After building those risk scenarios, companies need to start putting a value on the natural resources that many businesses currently take for granted.
“The point is to show how many services you get for free from nature, and what the economic value of that is,” said Martin Berg, head of the natural climate impact strategy at firm Climate Asset Management. “We’re already seeing that biodiversity loss is starting to bite us.”
When it comes to funding nature, according to Hartmann, most people’s minds go directly to protection and conservation initiatives, which isn’t necessarily attractive to the private sector except in a philanthropic capacity. Climate Asset Management works with companies to create business models that not only protect nature from losses but will create economic value in the process. One example might include New Zealand dairy farms that have lost profit-value from decreasing milk prices. Those businesses might consider converting some land into reforestation projects, because the credits are more valuable than the milk.
Creating new innovative business models and markets related to nature-based solutions will help companies expand their thinking, Hartmann said. “We need better business models, better technologies, better operating models, better investment models,” she said.
We need better business models, better technologies, better operating models, better investment models.
Aside from carbon offset markets based on forestry projects or regenerative agriculture, right now there aren’t many obvious ways for investors to make their money back on nature-based investments. Hartmann suggested ideas such as government subsidies for farmers investing in sustainable agriculture practices or the creation of tourism revenue streams related to conservation or biodiversity projects.

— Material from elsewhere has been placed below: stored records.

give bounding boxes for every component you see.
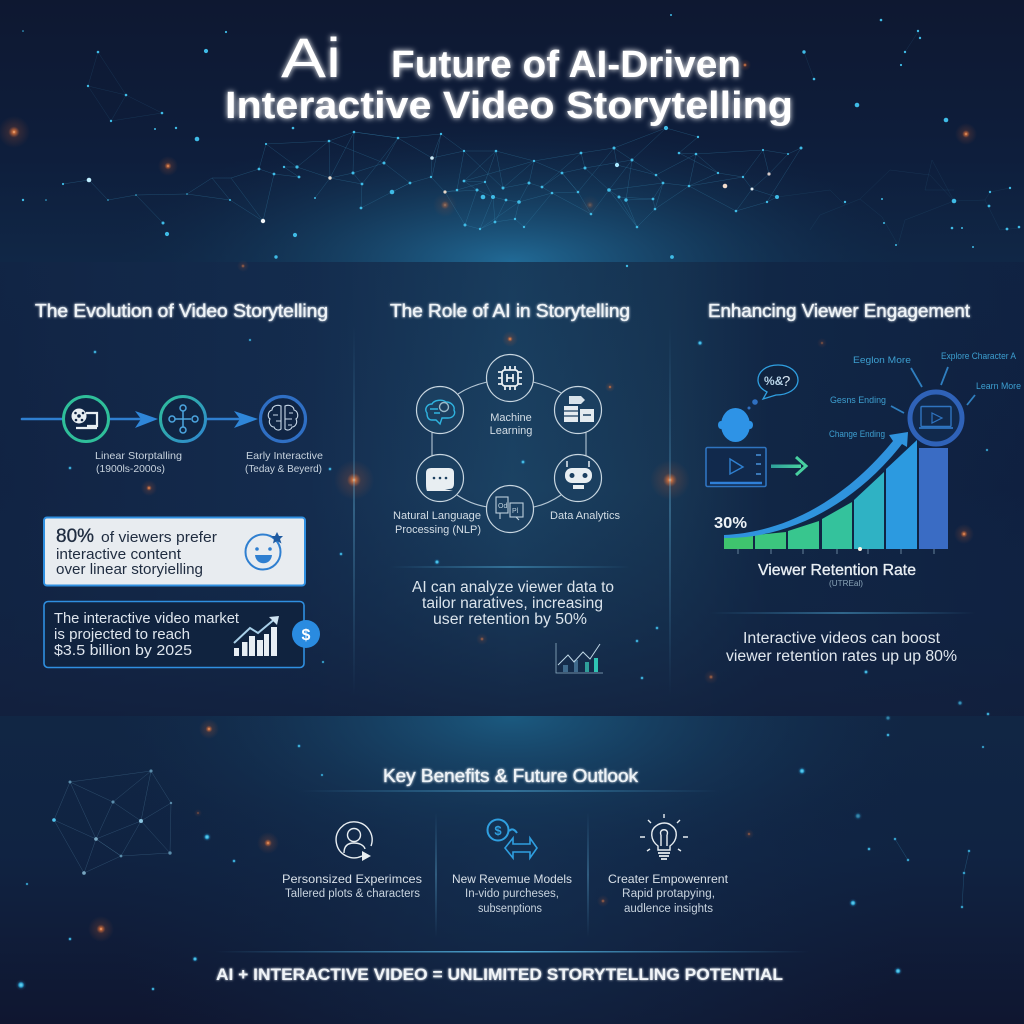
text: AI insight: user retention by 50% [433,611,587,628]
icon: money exchange: $ [494,823,502,838]
text: AI insight: tailor naratives, increasing [422,595,603,612]
panel: role of AI [390,301,630,673]
text: AI insight: AI can analyze viewer data to [412,579,614,596]
label: machine learning: Machine [490,412,532,424]
label: early interactive: Early Interactive [246,450,323,462]
benefit: creator empowerment: Rapid protapying, [622,888,715,900]
icon: document pair: Od [498,503,507,510]
icon: interactive screen [910,392,962,444]
choice labels: Explore Character A [941,351,1017,362]
choice labels: Learn More [976,381,1021,392]
text: AI insight [412,579,614,628]
heading: key benefits: Key Benefits & Future Outlook [383,766,639,786]
chart title: (UTREal) [829,579,863,588]
icon: branching node [160,396,206,442]
choice labels: Gesns Ending [830,395,886,406]
label: linear storytelling: (1900ls-2000s) [96,463,165,475]
title [225,26,793,127]
title line 1: Future of AI-Driven [391,44,741,86]
benefit: new revenue models: In-vido purcheses, [465,888,559,900]
network nodes and stars in the top band [22,14,1020,267]
scattered blue stars [16,338,990,992]
benefit: new revenue models: subsenptions [478,903,542,915]
callout: market projection: The interactive video market [54,610,240,627]
heading: role of AI: The Role of AI in Storytelling [390,301,630,321]
choice labels: Change Ending [829,429,885,440]
icon: brain gear [426,400,455,424]
label: NLP: Natural Language [393,510,481,522]
benefit: creator empowerment: audlence insights [624,903,713,915]
choice labels [829,351,1021,440]
icon: chip [498,366,522,390]
icon: dollar badge [292,620,320,648]
label: linear storytelling: Linear Storptalling [95,450,182,462]
icon: lightbulb [640,814,688,859]
icon: data documents [564,396,594,422]
icon: thought bubble: %& [764,374,784,388]
choice labels: Eeglon More [853,355,911,366]
callout: 80 percent of viewers: over linear storyielling [56,562,203,578]
icon: speech bubble [426,468,454,491]
title line 2: Interactive Video Storytelling [225,85,793,127]
retention bar chart [714,432,948,554]
benefit: new revenue models [452,820,572,915]
label: NLP: Processing (NLP) [395,524,481,536]
icon: person in circle [336,822,372,861]
icon: smiley [246,532,283,570]
icon: mini chart [556,643,603,673]
label: early interactive: (Teday & Beyerd) [245,463,322,475]
text: retention boost [726,630,957,665]
icon: viewer head [718,408,753,442]
icon: robot [565,461,592,489]
icon: document pair: Pl [512,508,519,515]
icon: video player [706,448,766,486]
constellation bottom left [52,770,172,875]
arrow: video to chart [771,457,806,475]
benefit: personalized experiences [282,822,422,900]
column dividers [354,325,670,695]
hub diagram [393,354,620,536]
choice rays [891,367,975,413]
benefit: personalized experiences: Personsized Experimces [282,872,422,886]
benefit: creator empowerment [608,814,729,915]
label: machine learning: Learning [490,425,532,437]
label: early interactive [245,450,323,475]
icon: growth chart [234,616,279,656]
label: machine learning [490,412,532,437]
benefit: creator empowerment: Creater Empowenrent [608,872,729,886]
heading: evolution: The Evolution of Video Storytelling [35,301,328,321]
icon: film reel [64,396,108,442]
value: 30 percent: 30% [714,515,747,532]
label: data analytics: Data Analytics [550,510,620,522]
text: retention boost: viewer retention rates up up 80% [726,648,957,665]
icon: thought bubble: ? [782,373,790,390]
logo: Ai: Ai [281,26,341,89]
benefit: new revenue models: New Revemue Models [452,872,572,886]
chart title: Viewer Retention Rate [758,562,916,579]
text: retention boost: Interactive videos can boost [743,630,941,647]
callout: market projection [44,602,320,668]
timeline [22,396,323,475]
icon: thought bubble [748,365,798,410]
panel: evolution of video storytelling [22,301,328,668]
icon: brain [260,396,306,442]
network mesh behind title [63,32,1020,245]
callout: market projection: is projected to reach [54,626,190,643]
arrow: growth curve [724,432,908,538]
callout: 80 percent of viewers: interactive content [56,547,181,563]
panel: viewer engagement [706,301,1021,665]
icon: document pair [496,497,523,520]
label: linear storytelling [95,450,182,475]
label: NLP [393,510,481,536]
icon: dollar badge: $ [302,627,311,644]
callout: market projection: $3.5 billion by 2025 [54,642,192,659]
callout: 80 percent of viewers: of viewers prefer [101,530,217,546]
callout: 80 percent of viewers: 80% [56,526,94,547]
heading: viewer engagement: Enhancing Viewer Engagement [708,301,970,321]
panel: key benefits and outlook [215,766,810,984]
tagline: AI + INTERACTIVE VIDEO = UNLIMITED STORYTELLING POTENTIAL [216,965,783,984]
chart title [758,562,916,588]
benefit: personalized experiences: Tallered plots & characters [285,888,420,900]
callout: 80 percent of viewers [44,518,305,586]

Consider these examples: The food company Danone opened up $3 million in government grant funding last year to farmers that started planting cover crops and moving to no-till agriculture. A cattle-rearing farm in Alabama added ecotourism activities including birding and nature trails to supplement the farm income. Other protected areas in Pakistan and in Patagonia are creating income with tourism while conserving the landscape.

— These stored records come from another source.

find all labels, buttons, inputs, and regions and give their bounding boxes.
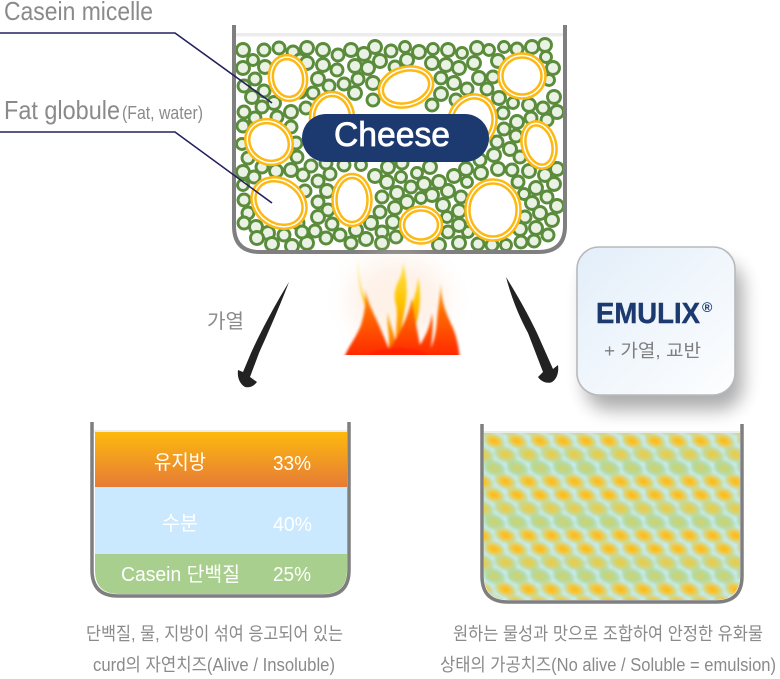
- layer: water: 40%: [273, 514, 312, 536]
- layer: water: [95, 487, 347, 554]
- caption: natural cheese: [86, 624, 343, 675]
- layer: casein: [95, 554, 347, 594]
- pot outline: [234, 25, 565, 252]
- layer: fat: 33%: [273, 453, 311, 475]
- label: fat globule: (Fat, water): [122, 103, 203, 123]
- icon: flame: [343, 256, 460, 364]
- top pot: cheese with micelles and fat globules: [234, 25, 565, 252]
- caption: natural cheese: curd의 자연치즈(Alive / Insoluble): [93, 655, 335, 675]
- layer: fat: [95, 432, 347, 487]
- casein micelles: [236, 38, 564, 252]
- pot: processed cheese emulsion: [480, 424, 744, 604]
- layer: fat: 유지방: [154, 451, 206, 474]
- arrow: right: [506, 277, 558, 383]
- panel: emulix callout: [577, 247, 743, 410]
- cheese label: [302, 114, 489, 162]
- layer: casein: Casein 단백질: [121, 563, 240, 586]
- label: heating: 가열: [207, 310, 244, 333]
- cheese label: Cheese: [334, 116, 450, 154]
- layer: water: 수분: [162, 513, 198, 535]
- layer: casein: 25%: [273, 564, 311, 586]
- label: fat globule: Fat globule: [4, 95, 120, 125]
- panel: emulix callout: + 가열, 교반: [604, 341, 701, 361]
- arrow: left: [238, 282, 289, 387]
- fat globules: [236, 52, 562, 243]
- panel: emulix callout: ®: [702, 299, 713, 315]
- panel: emulix callout: EMULIX: [596, 298, 701, 330]
- pot: natural cheese composition: [92, 422, 349, 596]
- label: casein micelle: [0, 0, 272, 103]
- caption: processed cheese: [440, 624, 776, 675]
- label: fat globule: [0, 95, 272, 203]
- caption: natural cheese: 단백질, 물, 지방이 섞여 응고되어 있는: [86, 624, 343, 644]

“We still need to produce food, fiber, textiles and building materials,” Hartmann said. “There are interesting models in restoration and regenerative agriculture and forestry that I do think can be very attractive for private sector investments.”
One of the biggest hurdles to overcome when considered investments in nature-based solutions is that the results and payouts can take decades to occur. According to Swann, when nature-based solutions are funded, the financing focuses on the upfront costs but not what it’s going to take to maintain those investments over 100 years so that they continue to deliver resilience benefits as the climate continues to warm.
She advises companies to think about who will be responsible for the operation and maintenance costs at the precipice of a project to avoid confusion later down the road. By outlining this beforehand, there is less of a chance the project will be neglected when the initial money runs out, spoiling the potential and already accrued environmental benefits.
But Hartmann still thinks the biggest changes will come from regulatory change. She wants governments, particularly in the U.S., to tax biodiversity loss and create pools of money for the transition to regenerative agriculture the way they have for the COVID-19 recovery. She wants to see subsidy legislation, trade tariffs and tax regimes aligned with protecting nature that will, in turn, encourage private sector investment by making it desirable and profitable.
“A lot of the action that we’re actually seeing happening is all voluntary action,” she said. “Voluntary action leads to government action.”